Mi vergognai delle pagine infantili che le avevo scritto, dei toni eccessivi, delle frivolezze, dell’allegria finta, del dolore finto. Chissà Lila cosa aveva pensato di me. Provai disprezzo e rancore per il professor Gerace che mi aveva illusa mettendomi nove in italiano. Quella lettera ebbe come primo effetto di farmi sentire, a quindici anni, nel giorno del mio compleanno, un’imbrogliona.

La scuola, su di me, aveva preso un abbaglio e la prova era lì, nella lettera di Lila.

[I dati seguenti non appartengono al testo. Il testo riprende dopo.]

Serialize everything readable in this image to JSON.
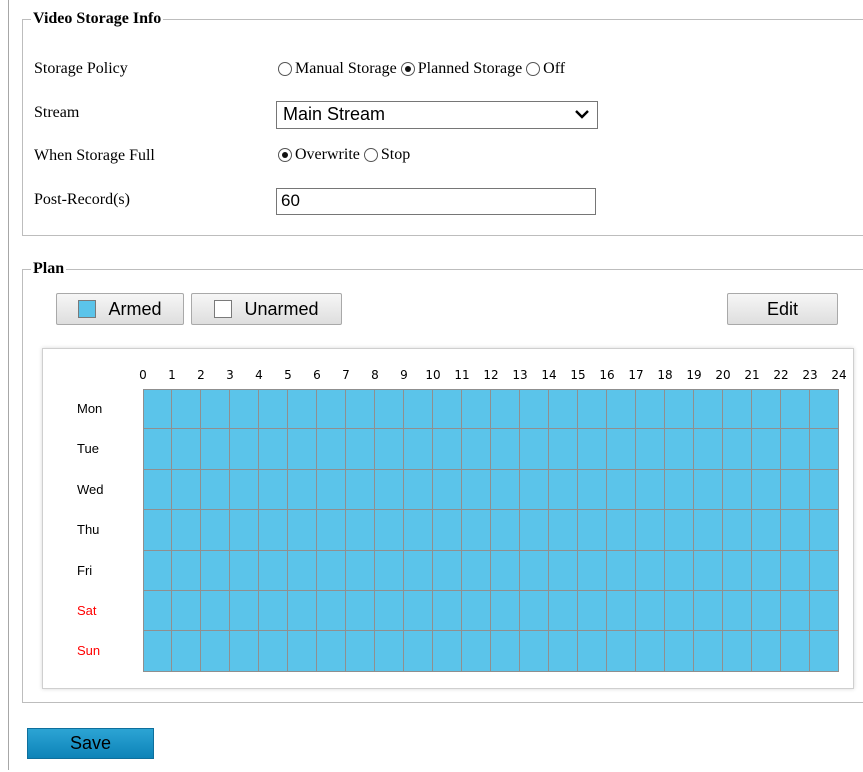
{
  "storage_info": {
    "legend": "Video Storage Info",
    "storage_policy": {
      "label": "Storage Policy",
      "options": [
        "Manual Storage",
        "Planned Storage",
        "Off"
      ],
      "selected": "Planned Storage"
    },
    "stream": {
      "label": "Stream",
      "value": "Main Stream"
    },
    "when_full": {
      "label": "When Storage Full",
      "options": [
        "Overwrite",
        "Stop"
      ],
      "selected": "Overwrite"
    },
    "post_record": {
      "label": "Post-Record(s)",
      "value": "60"
    }
  },
  "plan": {
    "legend": "Plan",
    "armed_label": "Armed",
    "unarmed_label": "Unarmed",
    "edit_label": "Edit",
    "hours": [
      "0",
      "1",
      "2",
      "3",
      "4",
      "5",
      "6",
      "7",
      "8",
      "9",
      "10",
      "11",
      "12",
      "13",
      "14",
      "15",
      "16",
      "17",
      "18",
      "19",
      "20",
      "21",
      "22",
      "23",
      "24"
    ],
    "days": [
      {
        "label": "Mon",
        "weekend": false
      },
      {
        "label": "Tue",
        "weekend": false
      },
      {
        "label": "Wed",
        "weekend": false
      },
      {
        "label": "Thu",
        "weekend": false
      },
      {
        "label": "Fri",
        "weekend": false
      },
      {
        "label": "Sat",
        "weekend": true
      },
      {
        "label": "Sun",
        "weekend": true
      }
    ],
    "schedule_state": "all-armed"
  },
  "save_label": "Save",
  "colors": {
    "armed": "#5bc4ea",
    "unarmed": "#ffffff",
    "weekend_text": "#ff0000",
    "save_button": "#1b94c8"
  }
}
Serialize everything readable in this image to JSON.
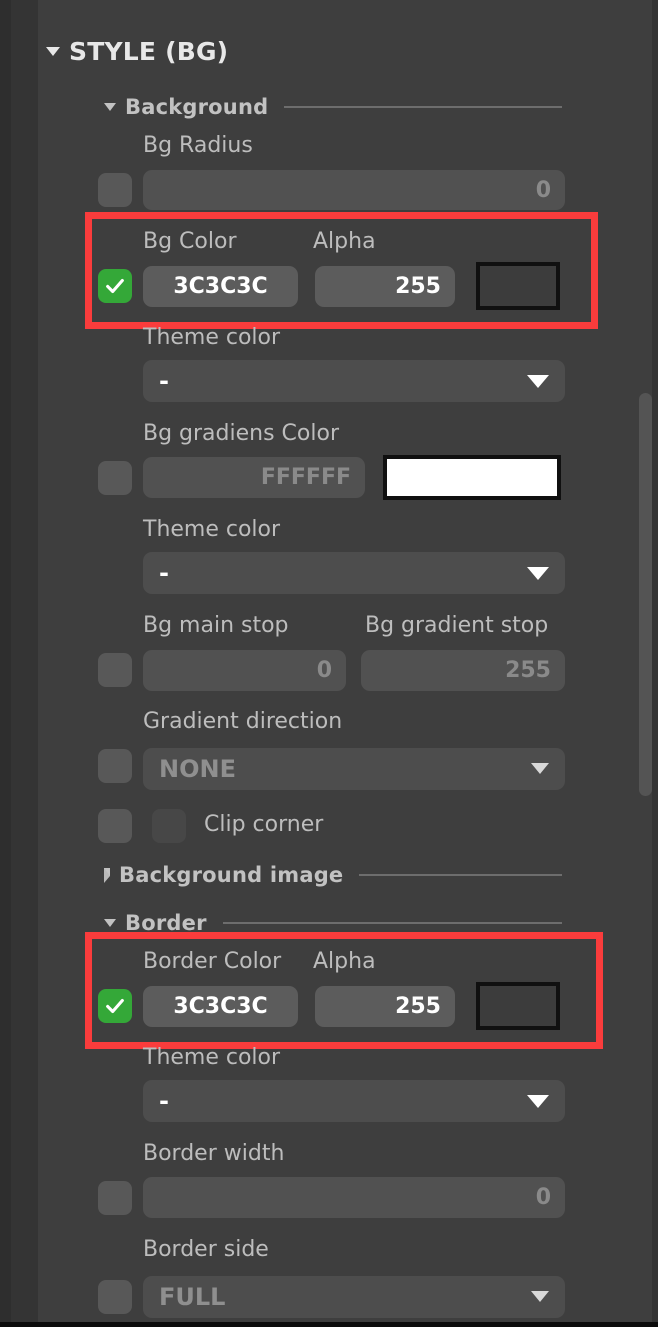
{
  "panel": {
    "title": "STYLE (BG)",
    "sections": {
      "background": "Background",
      "background_image": "Background image",
      "border": "Border"
    }
  },
  "fields": {
    "bg_radius": {
      "label": "Bg Radius",
      "value": "0"
    },
    "bg_color": {
      "label": "Bg Color",
      "value": "3C3C3C",
      "swatch": "#3C3C3C"
    },
    "bg_color_alpha": {
      "label": "Alpha",
      "value": "255"
    },
    "bg_theme_color": {
      "label": "Theme color",
      "value": "-"
    },
    "bg_gradiens_color": {
      "label": "Bg gradiens Color",
      "value": "FFFFFF",
      "swatch": "#FFFFFF"
    },
    "bg_gradiens_theme_color": {
      "label": "Theme color",
      "value": "-"
    },
    "bg_main_stop": {
      "label": "Bg main stop",
      "value": "0"
    },
    "bg_gradient_stop": {
      "label": "Bg gradient stop",
      "value": "255"
    },
    "gradient_direction": {
      "label": "Gradient direction",
      "value": "NONE"
    },
    "clip_corner": {
      "label": "Clip corner"
    },
    "border_color": {
      "label": "Border Color",
      "value": "3C3C3C",
      "swatch": "#3C3C3C"
    },
    "border_color_alpha": {
      "label": "Alpha",
      "value": "255"
    },
    "border_theme_color": {
      "label": "Theme color",
      "value": "-"
    },
    "border_width": {
      "label": "Border width",
      "value": "0"
    },
    "border_side": {
      "label": "Border side",
      "value": "FULL"
    }
  },
  "colors": {
    "highlight": "#FA3C3C",
    "checkbox_on": "#34A838",
    "panel_bg": "#3E3E3E",
    "field_bg": "#565656"
  }
}
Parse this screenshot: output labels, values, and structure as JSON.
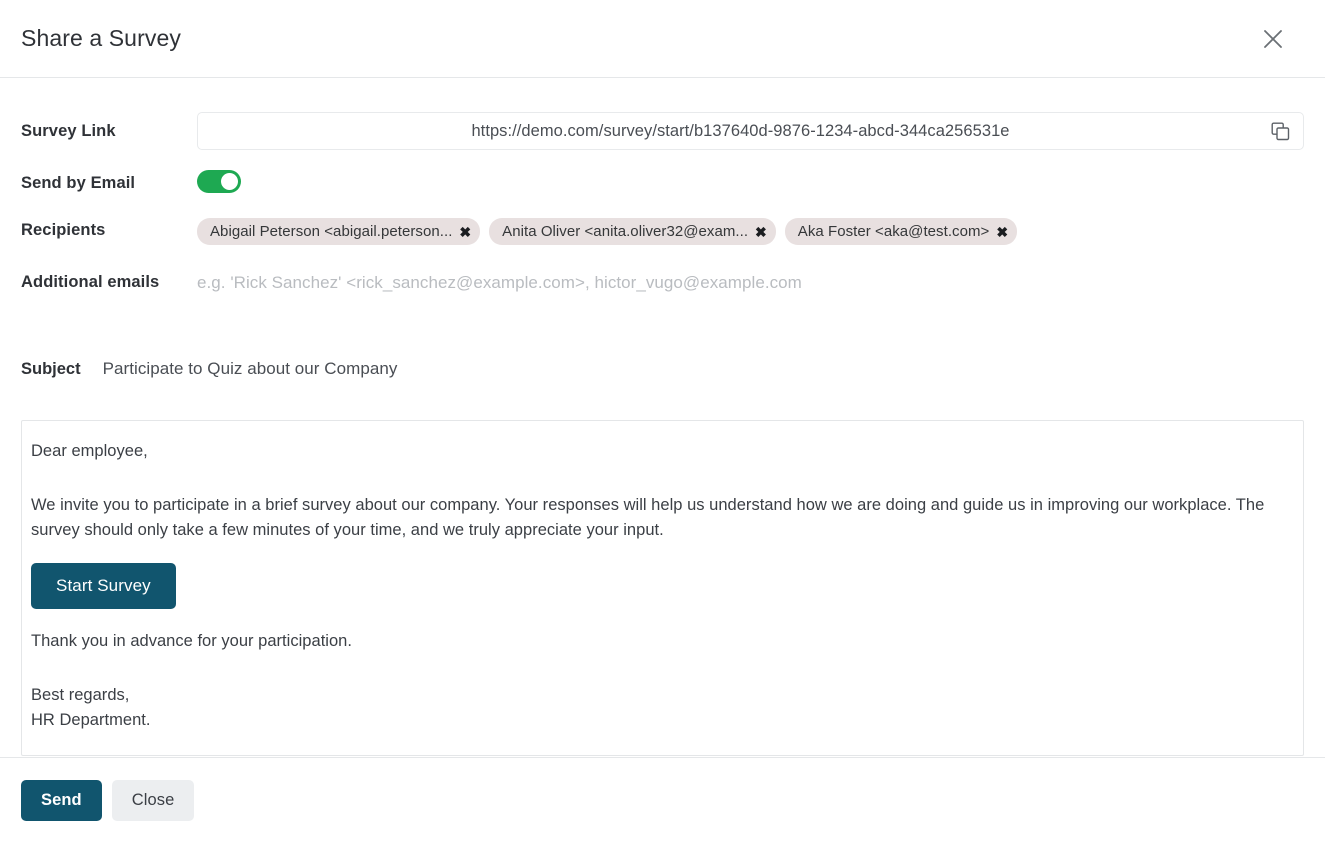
{
  "dialog": {
    "title": "Share a Survey",
    "close_icon": "close-icon"
  },
  "colors": {
    "accent_teal": "#11556e",
    "toggle_on_green": "#1ea952",
    "tag_background": "#e8e0e0",
    "close_button_background": "#eceef0",
    "border": "#e5e7e9",
    "placeholder_text": "#b9bcc0"
  },
  "fields": {
    "survey_link": {
      "label": "Survey Link",
      "value": "https://demo.com/survey/start/b137640d-9876-1234-abcd-344ca256531e",
      "copy_icon": "copy-icon"
    },
    "send_by_email": {
      "label": "Send by Email",
      "state": "on"
    },
    "recipients": {
      "label": "Recipients",
      "tags": [
        {
          "label": "Abigail Peterson <abigail.peterson...",
          "remove": "✖"
        },
        {
          "label": "Anita Oliver <anita.oliver32@exam...",
          "remove": "✖"
        },
        {
          "label": "Aka Foster <aka@test.com>",
          "remove": "✖"
        }
      ]
    },
    "additional_emails": {
      "label": "Additional emails",
      "value": "",
      "placeholder": "e.g.  'Rick Sanchez' <rick_sanchez@example.com>, hictor_vugo@example.com"
    },
    "subject": {
      "label": "Subject",
      "value": "Participate to Quiz about our Company"
    }
  },
  "mail_body": {
    "greeting": "Dear employee,",
    "invitation": "We invite you to participate in a brief survey about our company. Your responses will help us understand how we are doing and guide us in improving our workplace. The survey should only take a few minutes of your time, and we truly appreciate your input.",
    "cta_label": "Start Survey",
    "thanks": "Thank you in advance for your participation.",
    "signoff_line1": "Best regards,",
    "signoff_line2": "HR Department."
  },
  "footer": {
    "send_label": "Send",
    "close_label": "Close"
  }
}
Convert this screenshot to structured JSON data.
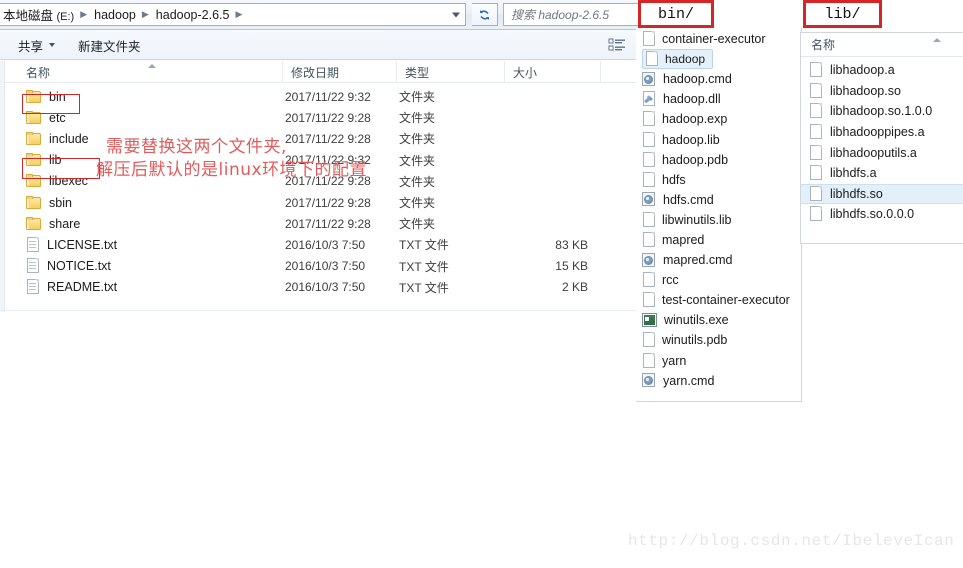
{
  "explorer": {
    "address": {
      "drive_label": "本地磁盘",
      "drive_letter": "(E:)",
      "crumbs": [
        "hadoop",
        "hadoop-2.6.5"
      ],
      "dropdown_icon": "chevron-down-icon",
      "refresh_icon": "refresh-icon"
    },
    "search": {
      "placeholder": "搜索 hadoop-2.6.5",
      "icon": "search-icon"
    },
    "toolbar": {
      "share_label": "共享",
      "new_folder_label": "新建文件夹",
      "view_icon": "list-view-icon"
    },
    "columns": [
      "名称",
      "修改日期",
      "类型",
      "大小"
    ],
    "rows": [
      {
        "name": "bin",
        "icon": "folder-icon",
        "date": "2017/11/22 9:32",
        "type": "文件夹",
        "size": "",
        "highlight": true
      },
      {
        "name": "etc",
        "icon": "folder-icon",
        "date": "2017/11/22 9:28",
        "type": "文件夹",
        "size": "",
        "highlight": false
      },
      {
        "name": "include",
        "icon": "folder-icon",
        "date": "2017/11/22 9:28",
        "type": "文件夹",
        "size": "",
        "highlight": false
      },
      {
        "name": "lib",
        "icon": "folder-icon",
        "date": "2017/11/22 9:32",
        "type": "文件夹",
        "size": "",
        "highlight": true
      },
      {
        "name": "libexec",
        "icon": "folder-icon",
        "date": "2017/11/22 9:28",
        "type": "文件夹",
        "size": "",
        "highlight": false
      },
      {
        "name": "sbin",
        "icon": "folder-icon",
        "date": "2017/11/22 9:28",
        "type": "文件夹",
        "size": "",
        "highlight": false
      },
      {
        "name": "share",
        "icon": "folder-icon",
        "date": "2017/11/22 9:28",
        "type": "文件夹",
        "size": "",
        "highlight": false
      },
      {
        "name": "LICENSE.txt",
        "icon": "text-file-icon",
        "date": "2016/10/3 7:50",
        "type": "TXT 文件",
        "size": "83 KB",
        "highlight": false
      },
      {
        "name": "NOTICE.txt",
        "icon": "text-file-icon",
        "date": "2016/10/3 7:50",
        "type": "TXT 文件",
        "size": "15 KB",
        "highlight": false
      },
      {
        "name": "README.txt",
        "icon": "text-file-icon",
        "date": "2016/10/3 7:50",
        "type": "TXT 文件",
        "size": "2 KB",
        "highlight": false
      }
    ]
  },
  "annotations": {
    "line1": "需要替换这两个文件夹,",
    "line2": "解压后默认的是linux环境下的配置",
    "color": "#e05c5c",
    "box_color": "#d42626"
  },
  "bin_panel": {
    "label": "bin/",
    "items": [
      {
        "name": "container-executor",
        "icon": "blank-file-icon",
        "selected": false
      },
      {
        "name": "hadoop",
        "icon": "blank-file-icon",
        "selected": true
      },
      {
        "name": "hadoop.cmd",
        "icon": "cmd-script-icon",
        "selected": false
      },
      {
        "name": "hadoop.dll",
        "icon": "dll-file-icon",
        "selected": false
      },
      {
        "name": "hadoop.exp",
        "icon": "blank-file-icon",
        "selected": false
      },
      {
        "name": "hadoop.lib",
        "icon": "blank-file-icon",
        "selected": false
      },
      {
        "name": "hadoop.pdb",
        "icon": "blank-file-icon",
        "selected": false
      },
      {
        "name": "hdfs",
        "icon": "blank-file-icon",
        "selected": false
      },
      {
        "name": "hdfs.cmd",
        "icon": "cmd-script-icon",
        "selected": false
      },
      {
        "name": "libwinutils.lib",
        "icon": "blank-file-icon",
        "selected": false
      },
      {
        "name": "mapred",
        "icon": "blank-file-icon",
        "selected": false
      },
      {
        "name": "mapred.cmd",
        "icon": "cmd-script-icon",
        "selected": false
      },
      {
        "name": "rcc",
        "icon": "blank-file-icon",
        "selected": false
      },
      {
        "name": "test-container-executor",
        "icon": "blank-file-icon",
        "selected": false
      },
      {
        "name": "winutils.exe",
        "icon": "exe-app-icon",
        "selected": false
      },
      {
        "name": "winutils.pdb",
        "icon": "blank-file-icon",
        "selected": false
      },
      {
        "name": "yarn",
        "icon": "blank-file-icon",
        "selected": false
      },
      {
        "name": "yarn.cmd",
        "icon": "cmd-script-icon",
        "selected": false
      }
    ]
  },
  "lib_panel": {
    "label": "lib/",
    "column_header": "名称",
    "items": [
      {
        "name": "libhadoop.a",
        "icon": "blank-file-icon",
        "selected": false
      },
      {
        "name": "libhadoop.so",
        "icon": "blank-file-icon",
        "selected": false
      },
      {
        "name": "libhadoop.so.1.0.0",
        "icon": "blank-file-icon",
        "selected": false
      },
      {
        "name": "libhadooppipes.a",
        "icon": "blank-file-icon",
        "selected": false
      },
      {
        "name": "libhadooputils.a",
        "icon": "blank-file-icon",
        "selected": false
      },
      {
        "name": "libhdfs.a",
        "icon": "blank-file-icon",
        "selected": false
      },
      {
        "name": "libhdfs.so",
        "icon": "blank-file-icon",
        "selected": true
      },
      {
        "name": "libhdfs.so.0.0.0",
        "icon": "blank-file-icon",
        "selected": false
      }
    ]
  },
  "watermark": {
    "text": "http://blog.csdn.net/IbeleveIcan"
  }
}
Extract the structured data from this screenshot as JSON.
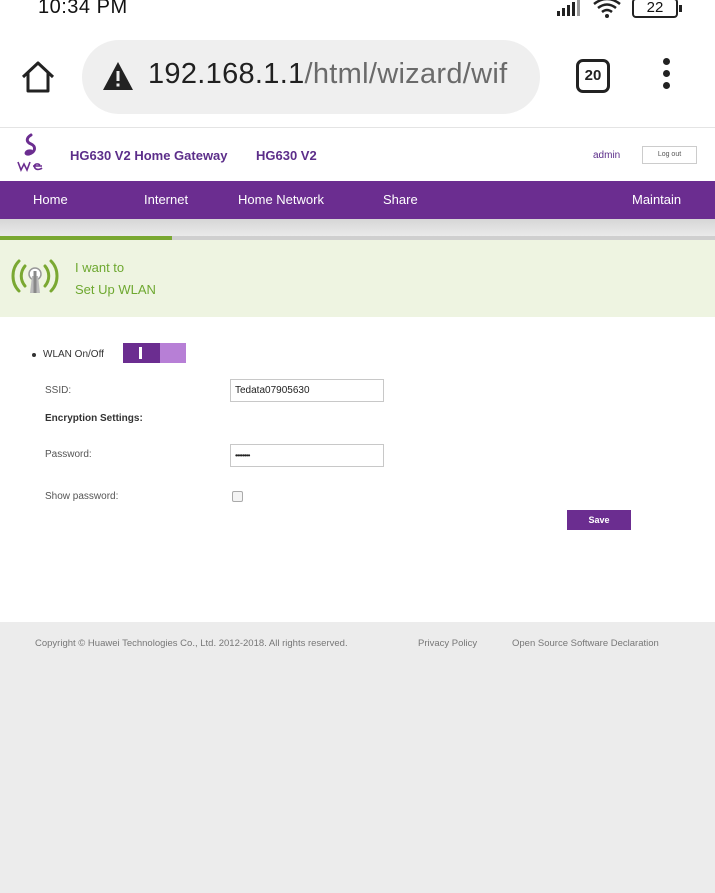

Poi, piano piano, arrivarono anche i contenuti. Lila mi faceva gli auguri per il mio compleanno. Non mi aveva mai scritto perché era contenta che me la spassassi al sole, che mi trovassi bene con i Sarratore, che amassi Nino, che mi piacesse tanto Ischia, la spiaggia dei Maronti, e non voleva guastarmi la vacanza con le sue brutte storie. Però adesso aveva sentito l’urgenza di rompere il silenzio. Subito dopo la mia partenza Marcello Solara, col consenso di Fernando, aveva cominciato a presentarsi a cena tutte le sere. Arrivava alle venti e trenta e se ne andava alle ventidue e trenta esatte.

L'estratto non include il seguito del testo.